Pareja en papel
Nos hemos leído todo el tiempo, incluso antes de conocernos. Releemos en silencio los mejores párrafos y hemos editado con inmensa comodidad los pasajes más horribles de nuestra historia
Este necio afán de leerte de lejos. Cada amanecer en sueño y la madrugada susurra insomnio. Habiéndolo saludado al salir de la casa, el portero se aparece en la página 62 de un libro de Samantha Schweblin que se lleva en las manos un joven que compra a nombre de su abuelo y en el siguiente párrafo de Joseph Conrad leo nítidamente el rostro de una anciana que se queda mirando en el escaparate el álbum de su propia vida. En aquel estante sigue floreciendo toda la selva de Gabo y si viviera Lichi, no estaría envuelto en sus crónicas que se asoman entre los lomos de unos volúmenes gastados; deambula libremente don Carlos Dickens y se cruza en ángulo recto con Sir Benito Pérez Galdós y llueven las risas de los niños con libros de imágenes que saltan de las páginas en tercera dimensión y van hilando todas las tramas de los libros que habitan mi librería… y nadie entiende ya que seamos pareja en papel.
Nos hemos leído todo el tiempo, incluso antes de conocernos. Releemos en silencio los mejores párrafos y hemos editado con inmensa comodidad los pasajes más horribles de nuestra historia. De memoria nos sabemos los momentos callados, la lluvia y una calle empedrada de madrugada; por si lo olvidas, allí queda el sabor del café. Somos papeles en papel plegado de páginas dobladas como origami de palomas y somos el recuerdo intacto del verso que se quedaba colgando en un acantilado blanco; somos el poema entero que alguien intentó cantar en un manicomio y la novela interminable de los dos que se vuelven uno en cuanto se volvieron tres y luego, cuatro.
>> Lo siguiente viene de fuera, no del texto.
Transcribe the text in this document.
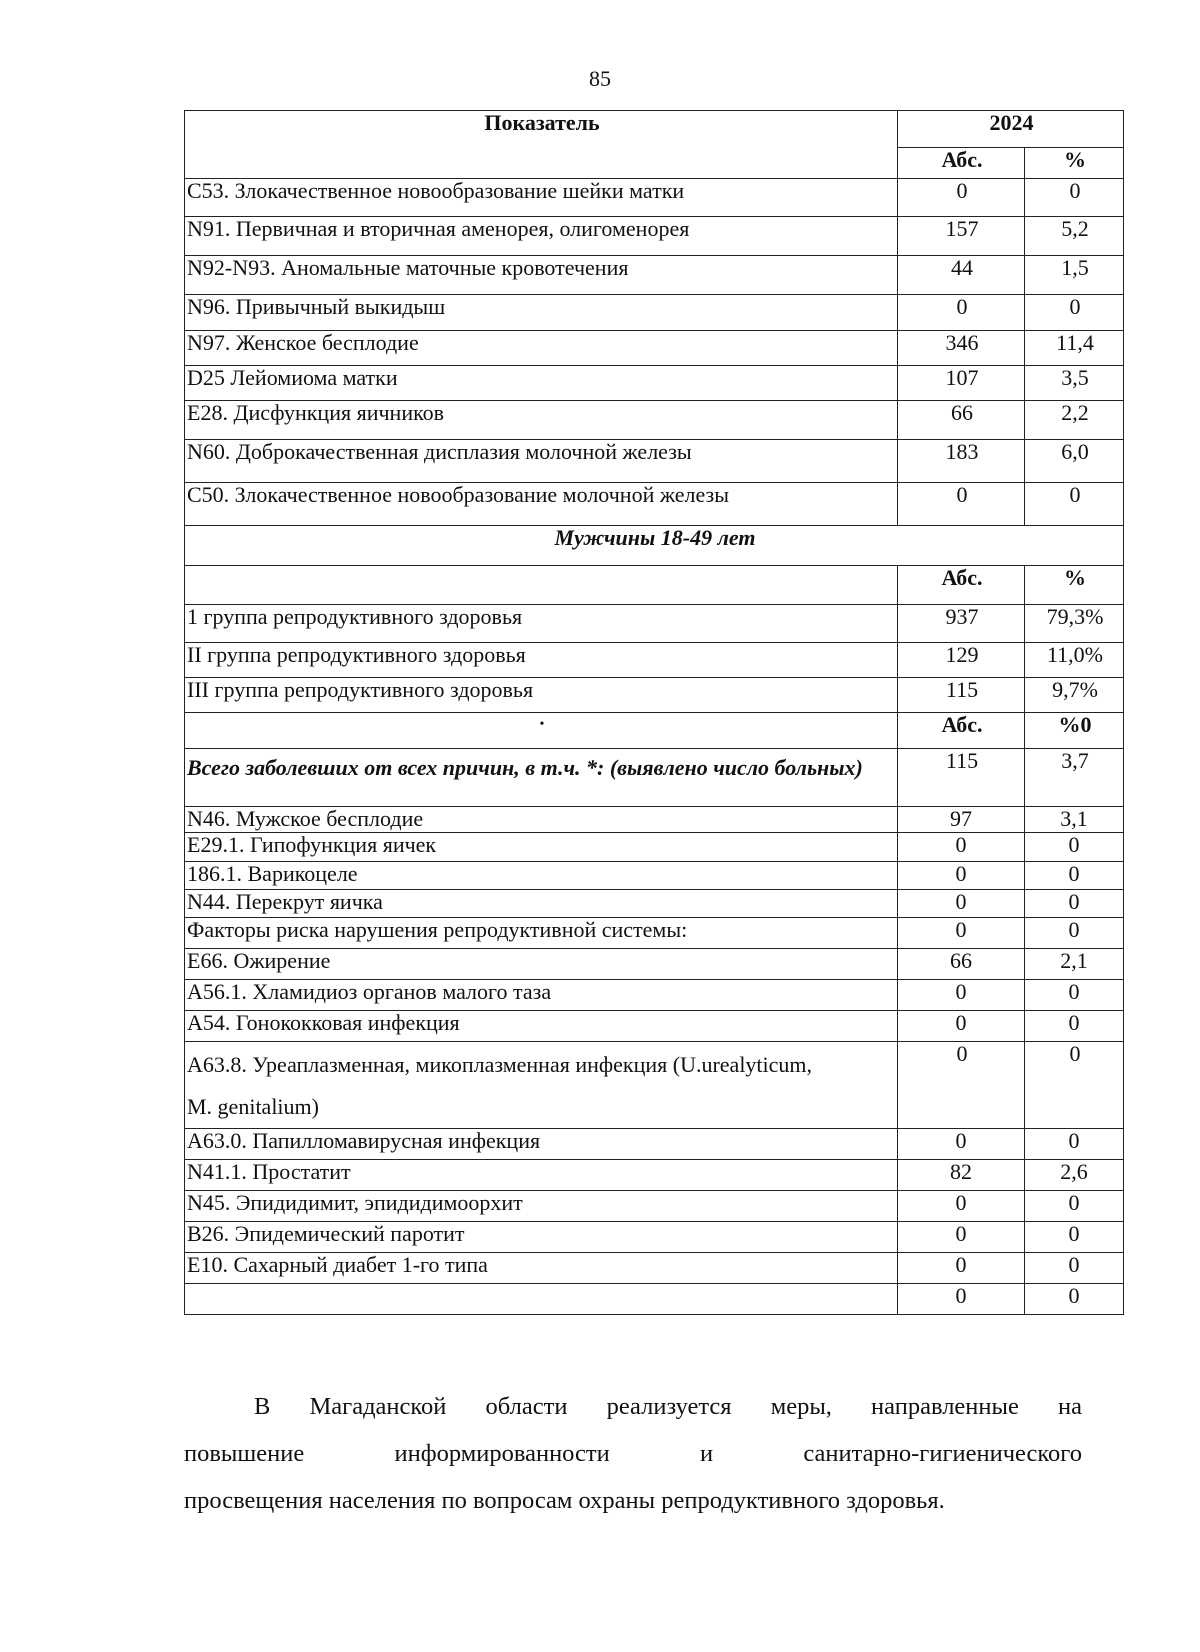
85
Показатель	2024	
	Абс.	%
C53. Злокачественное новообразование шейки матки	0	0
N91. Первичная и вторичная аменорея, олигоменорея	157	5,2
N92-N93. Аномальные маточные кровотечения	44	1,5
N96. Привычный выкидыш	0	0
N97. Женское бесплодие	346	11,4
D25 Лейомиома матки	107	3,5
E28. Дисфункция яичников	66	2,2
N60. Доброкачественная дисплазия молочной железы	183	6,0
C50. Злокачественное новообразование молочной железы	0	0
Мужчины 18-49 лет		
	Абс.	%
1 группа репродуктивного здоровья	937	79,3%
II группа репродуктивного здоровья	129	11,0%
III группа репродуктивного здоровья	115	9,7%
•	Абс.	%0
Всего заболевших от всех причин, в т.ч. *: (выявлено число больных)	115	3,7
N46. Мужское бесплодие	97	3,1
E29.1. Гипофункция яичек	0	0
186.1. Варикоцеле	0	0
N44. Перекрут яичка	0	0
Факторы риска нарушения репродуктивной системы:	0	0
E66. Ожирение	66	2,1
A56.1. Хламидиоз органов малого таза	0	0
A54. Гонококковая инфекция	0	0

A63.8. Уреаплазменная, микоплазменная инфекция (U.urealyticum,
M. genitalium)	0	0
A63.0. Папилломавирусная инфекция	0	0
N41.1. Простатит	82	2,6
N45. Эпидидимит, эпидидимоорхит	0	0
B26. Эпидемический паротит	0	0
E10. Сахарный диабет 1-го типа	0	0
	0	0
В Магаданской области реализуется меры, направленные на
повышение информированности и санитарно-гигиенического
просвещения населения по вопросам охраны репродуктивного здоровья.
Plurales en singular, nos leemos de memoria en el espejo y la tercera persona del singular se esfuma en tinta en cuanto las yemas de los dedos se acarician como labios.
Llueve sin llover en la librería donde nadie me informó que se aparecen los personajes de todos los libros para pedir sus propios títulos: la Lolita que piensa huir hoy mismo de Madrid con el hombre maduro que parece Belmondo y la señora de gafas anchas que se cree Jackie o Callas con una pamela de papel sobre el pelo recogido que se ondula en esdrújulas al subir el volumen de sus comentarios literarios en busca de “un escritor que me hable de personajes que se describen a lo largo de las páginas” y el anciano, tipo Bukowsky, que cumple hoy mismo cien años de soledades empastadas en a piel ajada, moteada de lunares, que son las mismas manchas que dejan las nubes con sus sombras sobre la acera, al filo de la librería donde unas manchas de café sostienen las traducciones del inglés y el italiano, las claves de los catálogos y los albaranes de tantas y tantas cajas de libros que contienen todos a una la increíble historia de un amor intangible donde te leo de lejos.